This year has not been very good to me and its not the first disappointment or misery i wear on my countenance as i journey through with daily struggles for survival. My believes, aspirations, and thoughts for the year from unset which was a mirage gave me reasons and a wish to renegotiate my very existence with my creator if i were to see him and hope for a voice to seek clarification on some terms and condition of service/existence. Talking of condition of services, i have not been faithful in paying my tithes and giving offerings in my sparing Sunday services. Though its not as if its the only service i owe my creator to earn his blessings and its neither a leverage for my existence and good health as my pastors and other religious leaders will make it seems, but even the praise, thanksgiving, worship and supplications which is not capital intensive, i have been lackadaisical about it. I often take refuge in predestination believing that what will be will be and that is the reason why my two hands can count the number of times i have been to church and other gathering of worship for this year.
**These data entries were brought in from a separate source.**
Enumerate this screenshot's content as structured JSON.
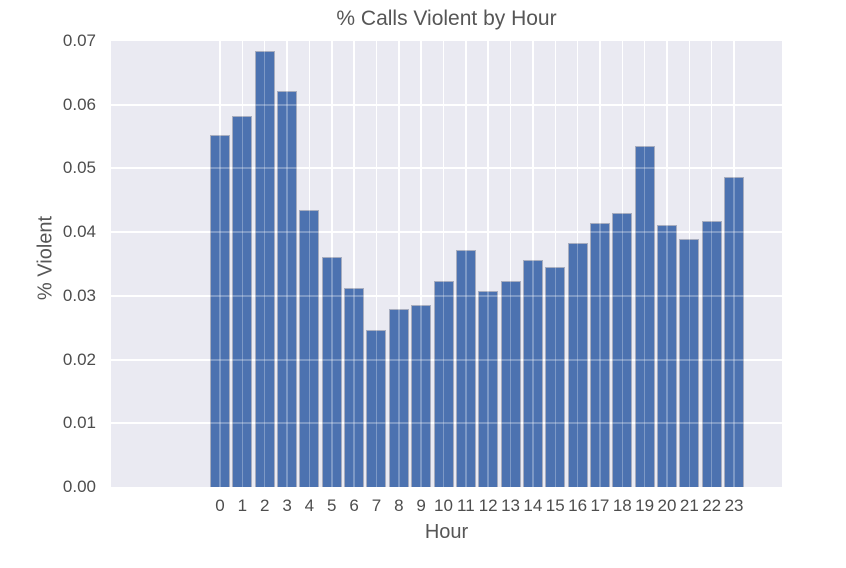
{
  "chart_data": {
    "type": "bar",
    "title": "% Calls Violent by Hour",
    "xlabel": "Hour",
    "ylabel": "% Violent",
    "categories": [
      "0",
      "1",
      "2",
      "3",
      "4",
      "5",
      "6",
      "7",
      "8",
      "9",
      "10",
      "11",
      "12",
      "13",
      "14",
      "15",
      "16",
      "17",
      "18",
      "19",
      "20",
      "21",
      "22",
      "23"
    ],
    "values": [
      0.0552,
      0.0583,
      0.0685,
      0.0622,
      0.0434,
      0.0361,
      0.0313,
      0.0246,
      0.0279,
      0.0286,
      0.0324,
      0.0372,
      0.0308,
      0.0324,
      0.0356,
      0.0345,
      0.0383,
      0.0415,
      0.043,
      0.0535,
      0.0411,
      0.0389,
      0.0418,
      0.0487
    ],
    "ylim": [
      0,
      0.07
    ],
    "yticks": [
      0.0,
      0.01,
      0.02,
      0.03,
      0.04,
      0.05,
      0.06,
      0.07
    ],
    "ytick_labels": [
      "0.00",
      "0.01",
      "0.02",
      "0.03",
      "0.04",
      "0.05",
      "0.06",
      "0.07"
    ],
    "grid": true,
    "legend": "none",
    "colors": {
      "bar": "#4c72b0",
      "bar_edge": "#a7adbf",
      "plot_background": "#eaeaf2",
      "gridline": "#ffffff",
      "text": "#4d4d4d",
      "figure_background": "#ffffff"
    }
  }
}
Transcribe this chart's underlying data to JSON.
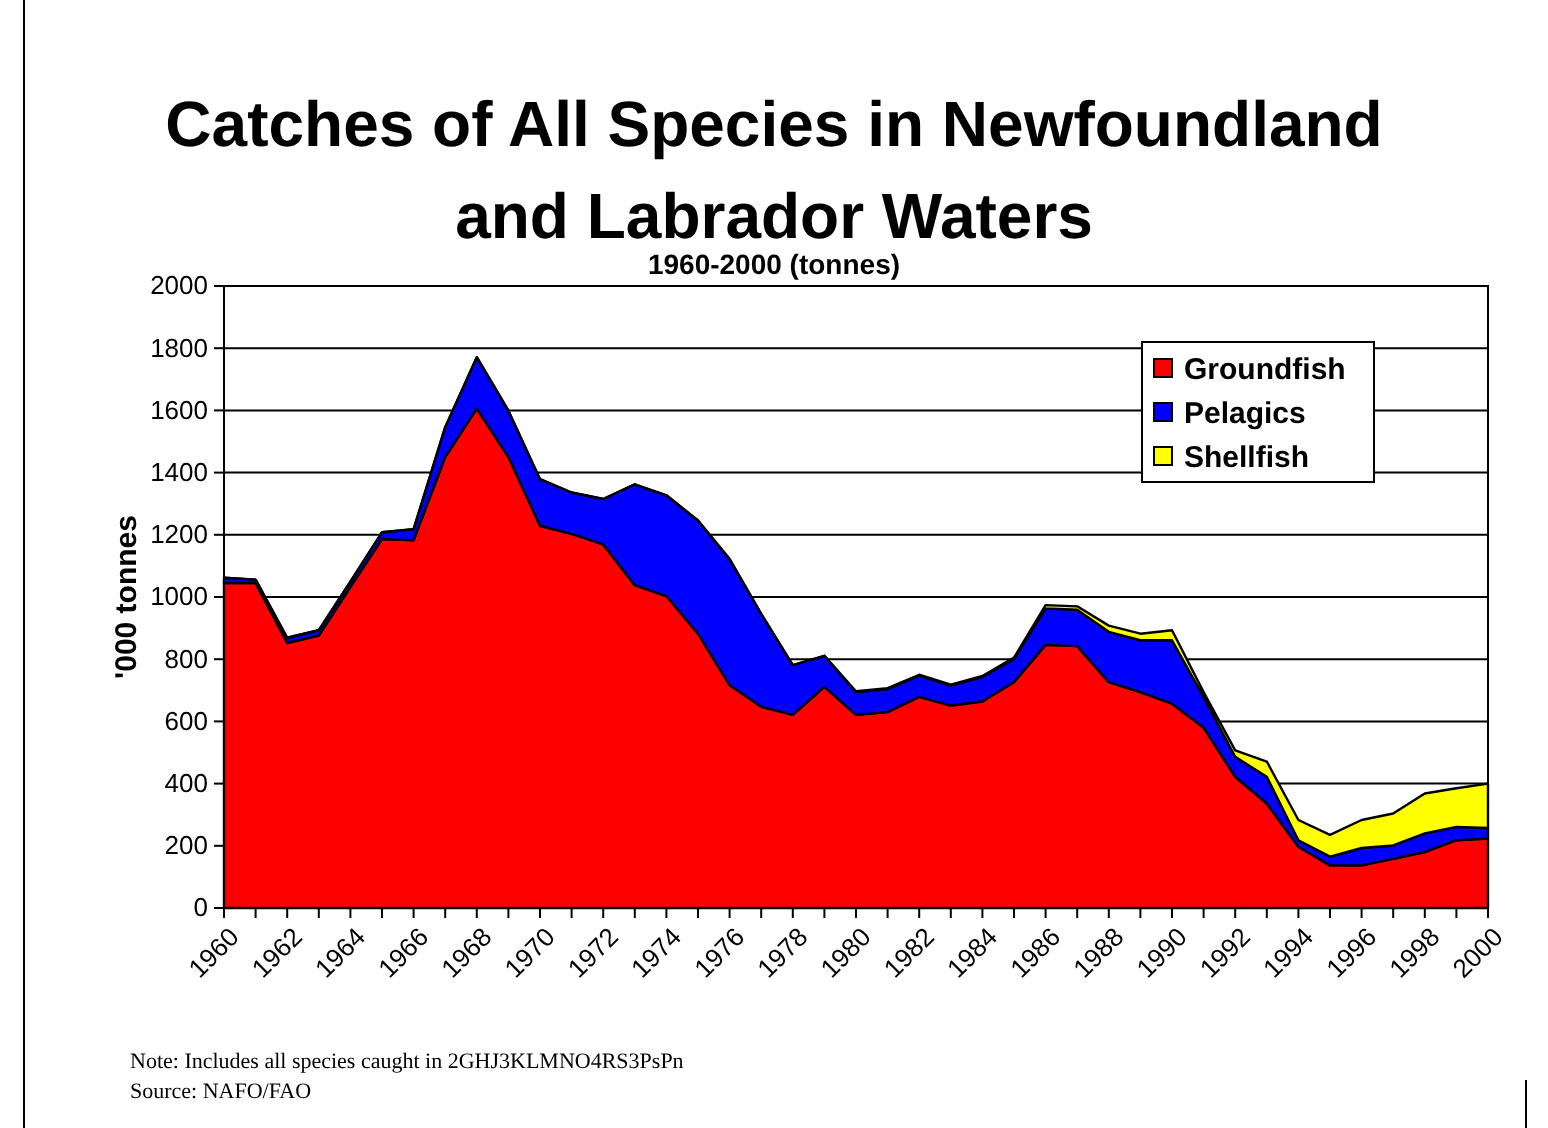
{
  "chart_data": {
    "type": "area",
    "stacked": true,
    "title": "Catches of All Species in Newfoundland and Labrador Waters",
    "subtitle": "1960-2000 (tonnes)",
    "ylabel": "'000 tonnes",
    "annotations": [
      "Note: Includes all species caught in 2GHJ3KLMNO4RS3PsPn",
      "Source: NAFO/FAO"
    ],
    "x": [
      1960,
      1961,
      1962,
      1963,
      1964,
      1965,
      1966,
      1967,
      1968,
      1969,
      1970,
      1971,
      1972,
      1973,
      1974,
      1975,
      1976,
      1977,
      1978,
      1979,
      1980,
      1981,
      1982,
      1983,
      1984,
      1985,
      1986,
      1987,
      1988,
      1989,
      1990,
      1991,
      1992,
      1993,
      1994,
      1995,
      1996,
      1997,
      1998,
      1999,
      2000
    ],
    "series": [
      {
        "name": "Groundfish",
        "color": "#ff0000",
        "values": [
          1045,
          1045,
          852,
          876,
          1032,
          1186,
          1182,
          1450,
          1606,
          1450,
          1229,
          1203,
          1169,
          1038,
          1003,
          882,
          717,
          647,
          621,
          711,
          621,
          630,
          679,
          651,
          664,
          726,
          846,
          842,
          726,
          694,
          657,
          580,
          422,
          336,
          197,
          137,
          137,
          158,
          180,
          218,
          223
        ]
      },
      {
        "name": "Pelagics",
        "color": "#0000ff",
        "values": [
          17,
          11,
          17,
          17,
          17,
          22,
          36,
          96,
          165,
          149,
          150,
          133,
          146,
          324,
          324,
          364,
          405,
          299,
          160,
          100,
          73,
          74,
          68,
          64,
          79,
          75,
          117,
          117,
          162,
          167,
          204,
          99,
          64,
          86,
          21,
          28,
          56,
          43,
          60,
          43,
          34
        ]
      },
      {
        "name": "Shellfish",
        "color": "#ffff00",
        "values": [
          0,
          0,
          0,
          0,
          0,
          0,
          0,
          0,
          0,
          0,
          0,
          0,
          0,
          0,
          0,
          0,
          0,
          0,
          0,
          0,
          3,
          3,
          3,
          3,
          3,
          4,
          11,
          11,
          20,
          21,
          32,
          15,
          21,
          49,
          65,
          70,
          90,
          103,
          128,
          124,
          143
        ]
      }
    ],
    "xlim": [
      1960,
      2000
    ],
    "xticks": [
      1960,
      {
        "value": 1961,
        "label": null
      },
      1962,
      {
        "value": 1963,
        "label": null
      },
      1964,
      {
        "value": 1965,
        "label": null
      },
      1966,
      {
        "value": 1967,
        "label": null
      },
      1968,
      {
        "value": 1969,
        "label": null
      },
      1970,
      {
        "value": 1971,
        "label": null
      },
      1972,
      {
        "value": 1973,
        "label": null
      },
      1974,
      {
        "value": 1975,
        "label": null
      },
      1976,
      {
        "value": 1977,
        "label": null
      },
      1978,
      {
        "value": 1979,
        "label": null
      },
      1980,
      {
        "value": 1981,
        "label": null
      },
      1982,
      {
        "value": 1983,
        "label": null
      },
      1984,
      {
        "value": 1985,
        "label": null
      },
      1986,
      {
        "value": 1987,
        "label": null
      },
      1988,
      {
        "value": 1989,
        "label": null
      },
      1990,
      {
        "value": 1991,
        "label": null
      },
      1992,
      {
        "value": 1993,
        "label": null
      },
      1994,
      {
        "value": 1995,
        "label": null
      },
      1996,
      {
        "value": 1997,
        "label": null
      },
      1998,
      {
        "value": 1999,
        "label": null
      },
      2000
    ],
    "ylim": [
      0,
      2000
    ],
    "yticks": [
      0,
      200,
      400,
      600,
      800,
      1000,
      1200,
      1400,
      1600,
      1800,
      2000
    ],
    "grid": "y",
    "legend": "top right"
  }
}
I expected much from my creator and at some point childishly poured out my rage on him for giving me less not realizing that where i am is a yearning for many until recently coming to realize that my life is a script that am barely a protagonist acting out the character assigned to me.
I have tried my hands on so many things, some i failed, the ones i barely made it through with, accountability is questionable. So many people have crossed path with me this year, while some are a huge blessings, i can’t say the same about those that said they were Christians and calling God there witness on our first meeting (I have been duped twice by such fellow).
At a point, i thought i will be happy if am attached and as a result i allowed my emotions, heart and very being to be manipulated by the person i had a crush on but as the plot unfolds i latter realized that the happiness i seek has just begun and i resolved not to let what family, friends and society says about my being unattached bother or reflect in my memory. As much as my family brought me joy and happiness, so do they imported misery, frustration and psychological torture to my life, and am one of the few Nigerians who will admit without fear of favour that my family is not the perfect one but we create and grow in love from our imperfections.
I admit i have failed God this year but i can’t say the same of him for he has preserved me despite my inadequacy. I have given him reasons to be ashamed of me yet his mercies kept me. Needless to say he owes me nothing..
As hitherto said, i have tried my hands on so many things, but i find out too late, it was never my day but am gonna keep on trying until my lucky day but just before i proceed with my new identity henceforth, am taking out my time to say a big thank you to OJO ODOBAOGAGU my creator for his grace and mercy as i relocate to the back seat and allow him to steer the wheel of my life………..
OJO ODOBAOGAGU: an expression signifying the omniscient nature of God by the Igala people of Kogi state.